Friday, January 18, 2013

A Foggy Conception



A Foggy Conception of Portsmouth, 2013



It’s a really good thing I don’t have to draw anything more than conclusions in my line of work. Still, I envy my illustrator friends and my architect friends who are so skilled at drawing buildings and the built-up environment. As the example above shows, they have nothing to worry about from me.

But that’s not why we’re here today.

While I was waiting for the fog to clear along the Norfolk waterfront last Saturday morning, it occurred to me what an unusual phenomenon fog is.

I grew up near the ocean, so fog is hardly a foreign notion to me. The sound of salt spray sizzling on power lines is a sounds that can take me back to another time and place faster than many other aural touchstones.
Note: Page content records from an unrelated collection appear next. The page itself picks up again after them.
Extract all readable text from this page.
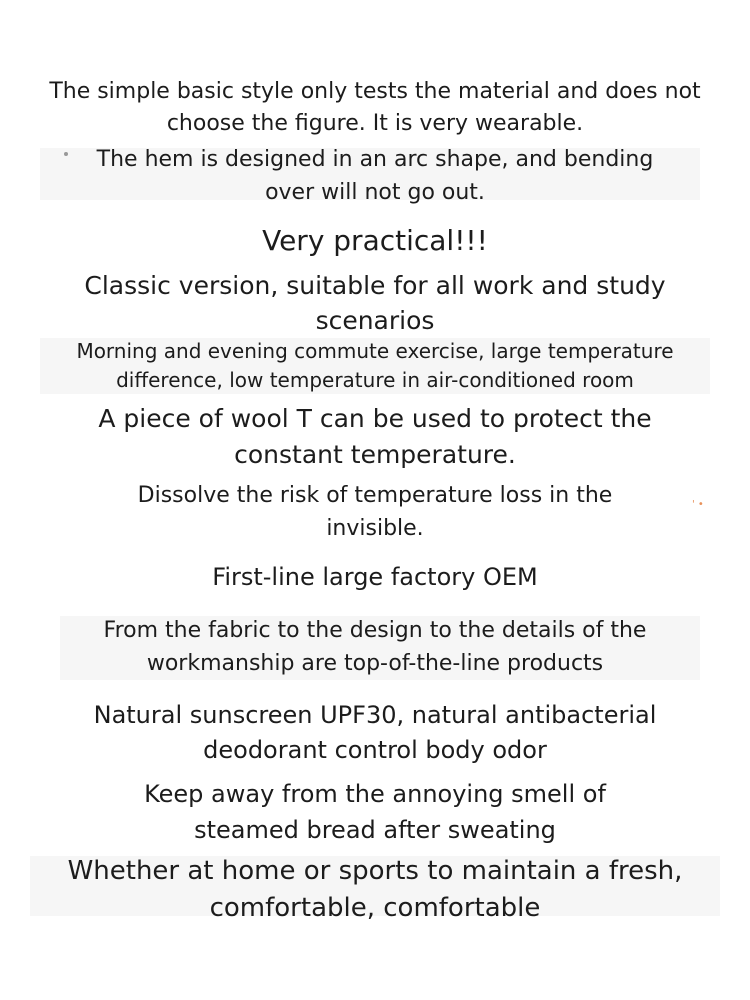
The simple basic style only tests the material and does not
choose the figure. It is very wearable.
The hem is designed in an arc shape, and bending
over will not go out.
Very practical!!!
Classic version, suitable for all work and study
scenarios
Morning and evening commute exercise, large temperature
difference, low temperature in air-conditioned room
A piece of wool T can be used to protect the
constant temperature.
Dissolve the risk of temperature loss in the
invisible.
' •
First-line large factory OEM
From the fabric to the design to the details of the
workmanship are top-of-the-line products
Natural sunscreen UPF30, natural antibacterial
deodorant control body odor
Keep away from the annoying smell of
steamed bread after sweating
Whether at home or sports to maintain a fresh,
comfortable, comfortable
Fog figures big in literature and movies, too. What would Macbeth or The Third Man be without fog? Or Fellini’s Amorcord, in which the people of a small Italian village row out into a foggy bay in the middle of the night to witness the passing of a mighty ocean liner?

As I stood on the Norfolk waterfront Saturday morning watching the buildings on the opposite shore slowly emerge it occurred me that one of the attributes of fog that we don’t always think of is the way it enables us to revisualize space.
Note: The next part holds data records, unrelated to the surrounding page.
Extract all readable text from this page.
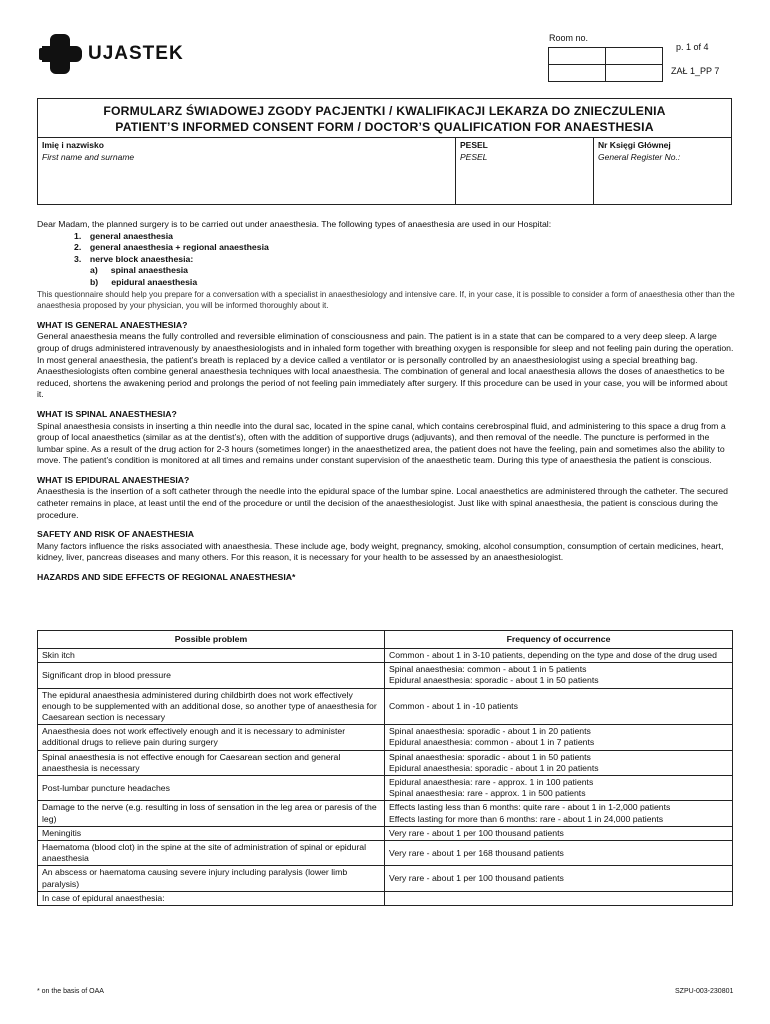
UJASTEK
Room no.

p. 1 of 4
ZAŁ 1_PP 7
FORMULARZ ŚWIADOWEJ ZGODY PACJENTKI / KWALIFIKACJI LEKARZA DO ZNIECZULENIA
PATIENT’S INFORMED CONSENT FORM / DOCTOR’S QUALIFICATION FOR ANAESTHESIA
Imię i nazwisko
First name and surname
PESEL
PESEL
Nr Księgi Głównej
General Register No.:

Dear Madam, the planned surgery is to be carried out under anaesthesia. The following types of anaesthesia are used in our Hospital:

1. general anaesthesia
2. general anaesthesia + regional anaesthesia
3. nerve block anaesthesia:
a)  spinal anaesthesia
b)  epidural anaesthesia

This questionnaire should help you prepare for a conversation with a specialist in anaesthesiology and intensive care. If, in your case, it is possible to consider a form of anaesthesia other than the anaesthesia proposed by your physician, you will be informed thoroughly about it.

WHAT IS GENERAL ANAESTHESIA?

General anaesthesia means the fully controlled and reversible elimination of consciousness and pain. The patient is in a state that can be compared to a very deep sleep. A large group of drugs administered intravenously by anaesthesiologists and in inhaled form together with breathing oxygen is responsible for sleep and not feeling pain during the operation.

In most general anaesthesia, the patient’s breath is replaced by a device called a ventilator or is personally controlled by an anaesthesiologist using a special breathing bag. Anaesthesiologists often combine general anaesthesia techniques with local anaesthesia. The combination of general and local anaesthesia allows the doses of anaesthetics to be reduced, shortens the awakening period and prolongs the period of not feeling pain immediately after surgery. If this procedure can be used in your case, you will be informed about it.

WHAT IS SPINAL ANAESTHESIA?

Spinal anaesthesia consists in inserting a thin needle into the dural sac, located in the spine canal, which contains cerebrospinal fluid, and administering to this space a drug from a group of local anaesthetics (similar as at the dentist’s), often with the addition of supportive drugs (adjuvants), and then removal of the needle. The puncture is performed in the lumbar spine. As a result of the drug action for 2-3 hours (sometimes longer) in the anaesthetized area, the patient does not have the feeling, pain and sometimes also the ability to move. The patient’s condition is monitored at all times and remains under constant supervision of the anaesthetic team. During this type of anaesthesia the patient is conscious.

WHAT IS EPIDURAL ANAESTHESIA?

Anaesthesia is the insertion of a soft catheter through the needle into the epidural space of the lumbar spine. Local anaesthetics are administered through the catheter. The secured catheter remains in place, at least until the end of the procedure or until the decision of the anaesthesiologist. Just like with spinal anaesthesia, the patient is conscious during the procedure.

SAFETY AND RISK OF ANAESTHESIA

Many factors influence the risks associated with anaesthesia. These include age, body weight, pregnancy, smoking, alcohol consumption, consumption of certain medicines, heart, kidney, liver, pancreas diseases and many others. For this reason, it is necessary for your health to be assessed by an anaesthesiologist.

HAZARDS AND SIDE EFFECTS OF REGIONAL ANAESTHESIA*

Possible problem	Frequency of occurrence
Skin itch	Common - about 1 in 3-10 patients, depending on the type and dose of the drug used
Significant drop in blood pressure	Spinal anaesthesia: common - about 1 in 5 patients
Epidural anaesthesia: sporadic - about 1 in 50 patients
The epidural anaesthesia administered during childbirth does not work effectively enough to be supplemented with an additional dose, so another type of anaesthesia for Caesarean section is necessary	Common - about 1 in -10 patients
Anaesthesia does not work effectively enough and it is necessary to administer additional drugs to relieve pain during surgery	Spinal anaesthesia: sporadic - about 1 in 20 patients
Epidural anaesthesia: common - about 1 in 7 patients
Spinal anaesthesia is not effective enough for Caesarean section and general anaesthesia is necessary	Spinal anaesthesia: sporadic - about 1 in 50 patients
Epidural anaesthesia: sporadic - about 1 in 20 patients
Post-lumbar puncture headaches	Epidural anaesthesia: rare - approx. 1 in 100 patients
Spinal anaesthesia: rare - approx. 1 in 500 patients
Damage to the nerve (e.g. resulting in loss of sensation in the leg area or paresis of the leg)	Effects lasting less than 6 months: quite rare - about 1 in 1-2,000 patients
Effects lasting for more than 6 months: rare - about 1 in 24,000 patients
Meningitis	Very rare - about 1 per 100 thousand patients
Haematoma (blood clot) in the spine at the site of administration of spinal or epidural anaesthesia	Very rare - about 1 per 168 thousand patients
An abscess or haematoma causing severe injury including paralysis (lower limb paralysis)	Very rare - about 1 per 100 thousand patients
In case of epidural anaesthesia:	
* on the basis of OAA	SZPU-003-230801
Right across the Elizabeth River from downtown Norfolk is downtown Portsmouth, Virginia. Portsmouth gets a bad rap because it’s an old city that hasn’t fared as well as its neighbors over the past fifty years. But it has a lot going for it, including some interesting and valuable architecture and commercial space that probably would have been demolished if downtown Portsmouth had been considered valuable enough to redevelop. Instead, downtown Portsmouth is home to a growing creative class retail, business and arts community. There are three good and varied museums within a block or so of each other. At the edge of downtown is a world-class collection of Colonial, Revolutionary War-era and Victorian homes, also standing because no one valued their close-to-water level neighborhood enough to knock them down and replace them with something modern.
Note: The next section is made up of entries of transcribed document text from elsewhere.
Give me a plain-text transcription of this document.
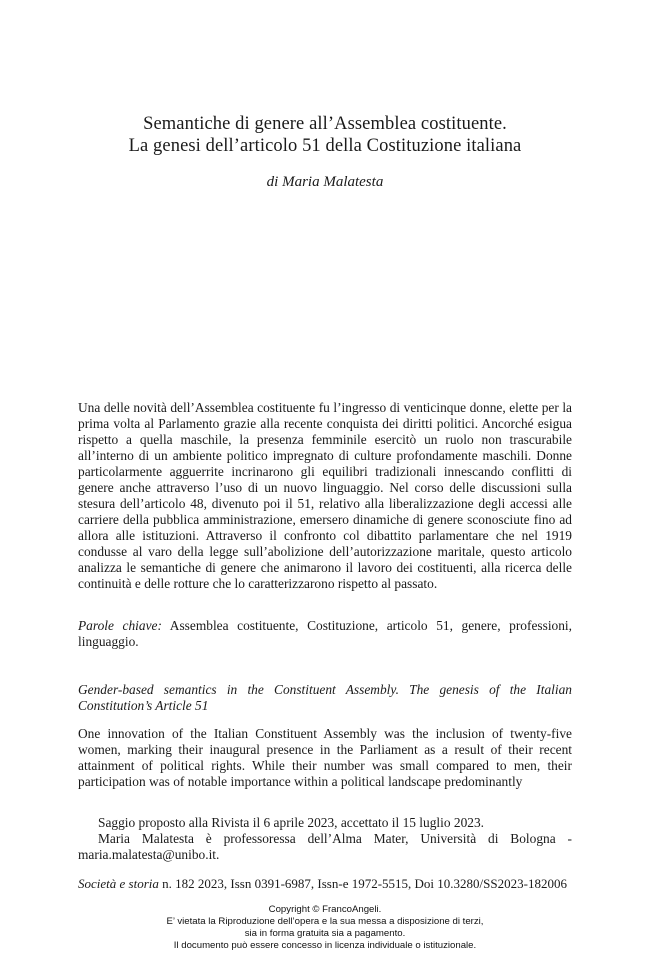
Semantiche di genere all’Assemblea costituente.
La genesi dell’articolo 51 della Costituzione italiana
di Maria Malatesta

Una delle novità dell’Assemblea costituente fu l’ingresso di venticinque donne, elette per la prima volta al Parlamento grazie alla recente conquista dei diritti politici. Ancorché esigua rispetto a quella maschile, la presenza femminile esercitò un ruolo non trascurabile all’interno di un ambiente politico impregnato di culture profondamente maschili. Donne particolarmente agguerrite incrinarono gli equilibri tradizionali innescando conflitti di genere anche attraverso l’uso di un nuovo linguaggio. Nel corso delle discussioni sulla stesura dell’articolo 48, divenuto poi il 51, relativo alla liberalizzazione degli accessi alle carriere della pubblica amministrazione, emersero dinamiche di genere sconosciute fino ad allora alle istituzioni. Attraverso il confronto col dibattito parlamentare che nel 1919 condusse al varo della legge sull’abolizione dell’autorizzazione maritale, questo articolo analizza le semantiche di genere che animarono il lavoro dei costituenti, alla ricerca delle continuità e delle rotture che lo caratterizzarono rispetto al passato.

Parole chiave: Assemblea costituente, Costituzione, articolo 51, genere, professioni, linguaggio.

Gender-based semantics in the Constituent Assembly. The genesis of the Italian Constitution’s Article 51

One innovation of the Italian Constituent Assembly was the inclusion of twenty-five women, marking their inaugural presence in the Parliament as a result of their recent attainment of political rights. While their number was small compared to men, their participation was of notable importance within a political landscape predominantly

Saggio proposto alla Rivista il 6 aprile 2023, accettato il 15 luglio 2023.

Maria Malatesta è professoressa dell’Alma Mater, Università di Bologna - maria.malatesta@unibo.it.

Società e storia n. 182 2023, Issn 0391-6987, Issn-e 1972-5515, Doi 10.3280/SS2023-182006

Copyright © FrancoAngeli.
E’ vietata la Riproduzione dell’opera e la sua messa a disposizione di terzi,
sia in forma gratuita sia a pagamento.
Il documento può essere concesso in licenza individuale o istituzionale.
The gist of this is that Portsmouth has a lot going for it. You just don’t hear many people talking about it. But standing on the opposite shore and not being able to see much more than fog on the Portsmouth side gives you space to wonder what Portsmouth’s waterfront might look like if given some imaginative thinking.

But you’re going to have to use your own imagination because my drawing isn’t likely to inspire anything but giggles of pity.